A confusing title for a confusing question! I understand a) monads, b) the IO monad, c) the Cont monad (Control.Monad.Cont), and d) the ContT continuation transformer monad. (And I vaguely understand monad transformers in general -- though not enough to answer this question.) I understand how to write a program where all the functions are in the Cont monad (Cont r a), and I understand how to write a program where all the functions are in the combined Cont/IO monad (ContT r IO a).

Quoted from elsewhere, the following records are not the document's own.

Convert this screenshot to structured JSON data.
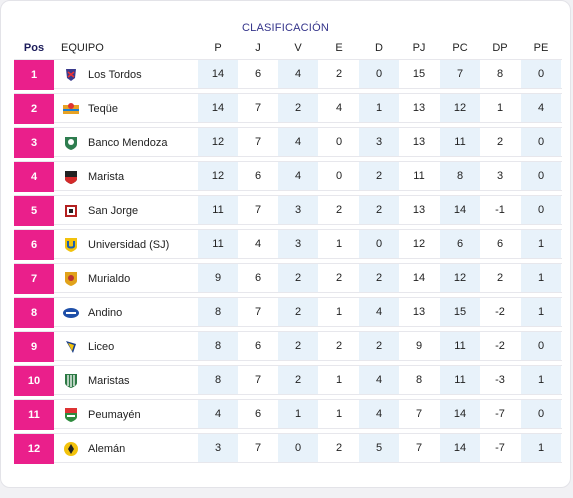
{
  "title": "CLASIFICACIÓN",
  "headers": {
    "pos": "Pos",
    "team": "EQUIPO",
    "p": "P",
    "j": "J",
    "v": "V",
    "e": "E",
    "d": "D",
    "pj": "PJ",
    "pc": "PC",
    "dp": "DP",
    "pe": "PE"
  },
  "rows": [
    {
      "pos": "1",
      "team": "Los Tordos",
      "logo": "los-tordos-logo",
      "p": "14",
      "j": "6",
      "v": "4",
      "e": "2",
      "d": "0",
      "pj": "15",
      "pc": "7",
      "dp": "8",
      "pe": "0"
    },
    {
      "pos": "2",
      "team": "Teqüe",
      "logo": "teque-logo",
      "p": "14",
      "j": "7",
      "v": "2",
      "e": "4",
      "d": "1",
      "pj": "13",
      "pc": "12",
      "dp": "1",
      "pe": "4"
    },
    {
      "pos": "3",
      "team": "Banco Mendoza",
      "logo": "banco-mendoza-logo",
      "p": "12",
      "j": "7",
      "v": "4",
      "e": "0",
      "d": "3",
      "pj": "13",
      "pc": "11",
      "dp": "2",
      "pe": "0"
    },
    {
      "pos": "4",
      "team": "Marista",
      "logo": "marista-logo",
      "p": "12",
      "j": "6",
      "v": "4",
      "e": "0",
      "d": "2",
      "pj": "11",
      "pc": "8",
      "dp": "3",
      "pe": "0"
    },
    {
      "pos": "5",
      "team": "San Jorge",
      "logo": "san-jorge-logo",
      "p": "11",
      "j": "7",
      "v": "3",
      "e": "2",
      "d": "2",
      "pj": "13",
      "pc": "14",
      "dp": "-1",
      "pe": "0"
    },
    {
      "pos": "6",
      "team": "Universidad (SJ)",
      "logo": "universidad-sj-logo",
      "p": "11",
      "j": "4",
      "v": "3",
      "e": "1",
      "d": "0",
      "pj": "12",
      "pc": "6",
      "dp": "6",
      "pe": "1"
    },
    {
      "pos": "7",
      "team": "Murialdo",
      "logo": "murialdo-logo",
      "p": "9",
      "j": "6",
      "v": "2",
      "e": "2",
      "d": "2",
      "pj": "14",
      "pc": "12",
      "dp": "2",
      "pe": "1"
    },
    {
      "pos": "8",
      "team": "Andino",
      "logo": "andino-logo",
      "p": "8",
      "j": "7",
      "v": "2",
      "e": "1",
      "d": "4",
      "pj": "13",
      "pc": "15",
      "dp": "-2",
      "pe": "1"
    },
    {
      "pos": "9",
      "team": "Liceo",
      "logo": "liceo-logo",
      "p": "8",
      "j": "6",
      "v": "2",
      "e": "2",
      "d": "2",
      "pj": "9",
      "pc": "11",
      "dp": "-2",
      "pe": "0"
    },
    {
      "pos": "10",
      "team": "Maristas",
      "logo": "maristas-logo",
      "p": "8",
      "j": "7",
      "v": "2",
      "e": "1",
      "d": "4",
      "pj": "8",
      "pc": "11",
      "dp": "-3",
      "pe": "1"
    },
    {
      "pos": "11",
      "team": "Peumayén",
      "logo": "peumayen-logo",
      "p": "4",
      "j": "6",
      "v": "1",
      "e": "1",
      "d": "4",
      "pj": "7",
      "pc": "14",
      "dp": "-7",
      "pe": "0"
    },
    {
      "pos": "12",
      "team": "Alemán",
      "logo": "aleman-logo",
      "p": "3",
      "j": "7",
      "v": "0",
      "e": "2",
      "d": "5",
      "pj": "7",
      "pc": "14",
      "dp": "-7",
      "pe": "1"
    }
  ],
  "colors": {
    "accent": "#ea1f8b",
    "shade": "#e8f2fa",
    "title": "#33338a"
  }
}
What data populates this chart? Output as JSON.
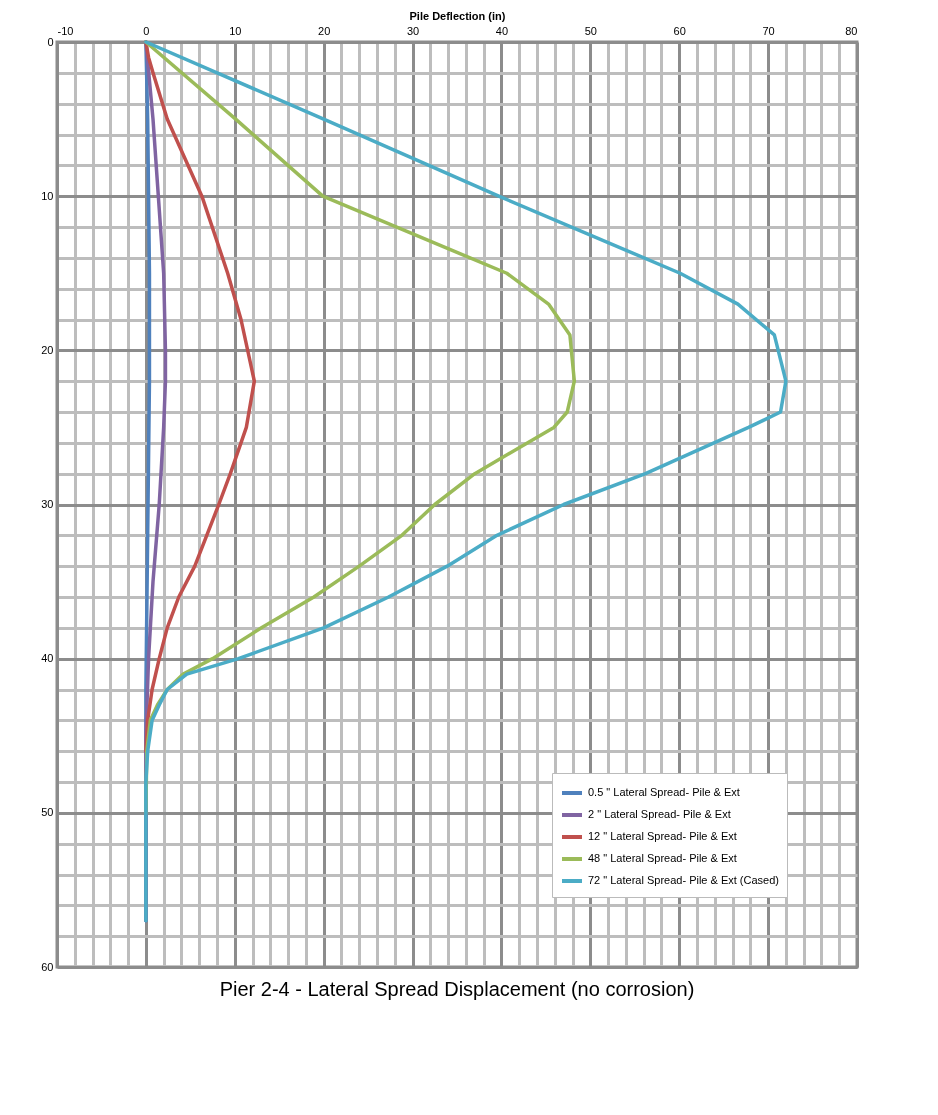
{
  "chart_data": {
    "type": "line",
    "title": "Pier 2-4 - Lateral Spread Displacement (no corrosion)",
    "xlabel": "Pile Deflection (in)",
    "xlim": [
      -10,
      80
    ],
    "ylim": [
      60,
      0
    ],
    "xticks": [
      -10,
      {
        "value": -8,
        "label": null
      },
      {
        "value": -6,
        "label": null
      },
      {
        "value": -4,
        "label": null
      },
      {
        "value": -2,
        "label": null
      },
      0,
      {
        "value": 2,
        "label": null
      },
      {
        "value": 4,
        "label": null
      },
      {
        "value": 6,
        "label": null
      },
      {
        "value": 8,
        "label": null
      },
      10,
      {
        "value": 12,
        "label": null
      },
      {
        "value": 14,
        "label": null
      },
      {
        "value": 16,
        "label": null
      },
      {
        "value": 18,
        "label": null
      },
      20,
      {
        "value": 22,
        "label": null
      },
      {
        "value": 24,
        "label": null
      },
      {
        "value": 26,
        "label": null
      },
      {
        "value": 28,
        "label": null
      },
      30,
      {
        "value": 32,
        "label": null
      },
      {
        "value": 34,
        "label": null
      },
      {
        "value": 36,
        "label": null
      },
      {
        "value": 38,
        "label": null
      },
      40,
      {
        "value": 42,
        "label": null
      },
      {
        "value": 44,
        "label": null
      },
      {
        "value": 46,
        "label": null
      },
      {
        "value": 48,
        "label": null
      },
      50,
      {
        "value": 52,
        "label": null
      },
      {
        "value": 54,
        "label": null
      },
      {
        "value": 56,
        "label": null
      },
      {
        "value": 58,
        "label": null
      },
      60,
      {
        "value": 62,
        "label": null
      },
      {
        "value": 64,
        "label": null
      },
      {
        "value": 66,
        "label": null
      },
      {
        "value": 68,
        "label": null
      },
      70,
      {
        "value": 72,
        "label": null
      },
      {
        "value": 74,
        "label": null
      },
      {
        "value": 76,
        "label": null
      },
      {
        "value": 78,
        "label": null
      },
      80
    ],
    "yticks": [
      0,
      {
        "value": 2,
        "label": null
      },
      {
        "value": 4,
        "label": null
      },
      {
        "value": 6,
        "label": null
      },
      {
        "value": 8,
        "label": null
      },
      10,
      {
        "value": 12,
        "label": null
      },
      {
        "value": 14,
        "label": null
      },
      {
        "value": 16,
        "label": null
      },
      {
        "value": 18,
        "label": null
      },
      20,
      {
        "value": 22,
        "label": null
      },
      {
        "value": 24,
        "label": null
      },
      {
        "value": 26,
        "label": null
      },
      {
        "value": 28,
        "label": null
      },
      30,
      {
        "value": 32,
        "label": null
      },
      {
        "value": 34,
        "label": null
      },
      {
        "value": 36,
        "label": null
      },
      {
        "value": 38,
        "label": null
      },
      40,
      {
        "value": 42,
        "label": null
      },
      {
        "value": 44,
        "label": null
      },
      {
        "value": 46,
        "label": null
      },
      {
        "value": 48,
        "label": null
      },
      50,
      {
        "value": 52,
        "label": null
      },
      {
        "value": 54,
        "label": null
      },
      {
        "value": 56,
        "label": null
      },
      {
        "value": 58,
        "label": null
      },
      60
    ],
    "grid": true,
    "legend": "bottom right",
    "marker": "none",
    "line_style": "solid",
    "series": [
      {
        "name": "0.5 \" Lateral Spread- Pile & Ext",
        "color": "#4f81bd",
        "x": [
          0,
          0.2,
          0.3,
          0.4,
          0.4,
          0.3,
          0.2,
          0.1,
          0,
          0,
          0
        ],
        "values": [
          0,
          5,
          10,
          15,
          22,
          27,
          32,
          37,
          42,
          50,
          57
        ]
      },
      {
        "name": "2 \" Lateral Spread- Pile & Ext",
        "color": "#8064a2",
        "x": [
          0,
          0.8,
          1.4,
          2.0,
          2.2,
          2.2,
          2.0,
          1.5,
          0.8,
          0.3,
          0,
          0,
          0
        ],
        "values": [
          0,
          5,
          10,
          15,
          20,
          22,
          25,
          30,
          35,
          40,
          45,
          50,
          57
        ]
      },
      {
        "name": "12 \" Lateral Spread- Pile & Ext",
        "color": "#c0504d",
        "x": [
          0,
          0.3,
          0.8,
          2.4,
          6.3,
          9.2,
          10.7,
          12.2,
          11.3,
          9.5,
          8.2,
          5.5,
          3.7,
          2.4,
          1.5,
          0.7,
          0.2,
          0
        ],
        "values": [
          0,
          1,
          2,
          5,
          10,
          15,
          18,
          22,
          25,
          28,
          30,
          34,
          36,
          38,
          40,
          42,
          44,
          46
        ]
      },
      {
        "name": "48 \" Lateral Spread- Pile & Ext",
        "color": "#9bbb59",
        "x": [
          0,
          10.1,
          19.9,
          40.6,
          45.3,
          47.7,
          48.2,
          47.4,
          45.9,
          37,
          32.5,
          28.8,
          24,
          18.9,
          13,
          7.5,
          4.2,
          2.4,
          1.3,
          0.5,
          0.1,
          0
        ],
        "values": [
          0,
          5,
          10,
          15,
          17,
          19,
          22,
          24,
          25,
          28,
          30,
          32,
          34,
          36,
          38,
          40,
          41,
          42,
          43,
          44,
          46,
          50
        ]
      },
      {
        "name": "72 \" Lateral Spread- Pile & Ext (Cased)",
        "color": "#4bacc6",
        "x": [
          0,
          20,
          39.7,
          60.1,
          66.6,
          70.7,
          72,
          71.4,
          67.8,
          56.2,
          47,
          39.5,
          33.9,
          27.3,
          20,
          10.4,
          4.6,
          2.4,
          1.5,
          0.7,
          0.2,
          0,
          0
        ],
        "values": [
          0,
          5,
          10,
          15,
          17,
          19,
          22,
          24,
          25,
          28,
          30,
          32,
          34,
          36,
          38,
          40,
          41,
          42,
          43,
          44,
          46,
          48,
          57
        ]
      }
    ]
  }
}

But I'm wondering how I might write a program where some functions are in a combined Cont/IO monad (ContT r IO a) and other functions are just in the Cont monad (Cont r a). Basically, I want to write the whole program in continuation style, but only use the IO monad where necessary (much like in "regular" Haskell code, I only use the IO monad where necessary).
For example consider these two functions, in non-continuation style:
foo :: Int -> IO Int
foo n = do
let x = n + 1
print x
return $ bar x
bar :: Int -> Int
bar m = m * 2
Note that foo requires IO but bar is pure. Now I figured out how to write this code fully using the continuation monad, but I needed to thread IO through bar as well:
foo :: Int -> ContT r IO Int
foo n = do
let x = n + 1
liftIO $ print x
bar x
bar :: Int -> ContT r IO Int
bar m = return $ m * 2
I do want all my code in continuation style, but I don't want to have to use the IO monad on functions that don't require it. Basically, I would like to define bar like this:
bar :: Int -> Cont r Int
bar m = return $ m * 2
Unfortunately, I can't find a way to call a Cont r a monad function (bar) from inside a ContT r IO a monad function (foo). Is there any way to "lift" a non-transformed monad into a transformed one? i.e., how can I change the line "bar x" in foo so that it can correctly call bar :: Int -> Cont r Int?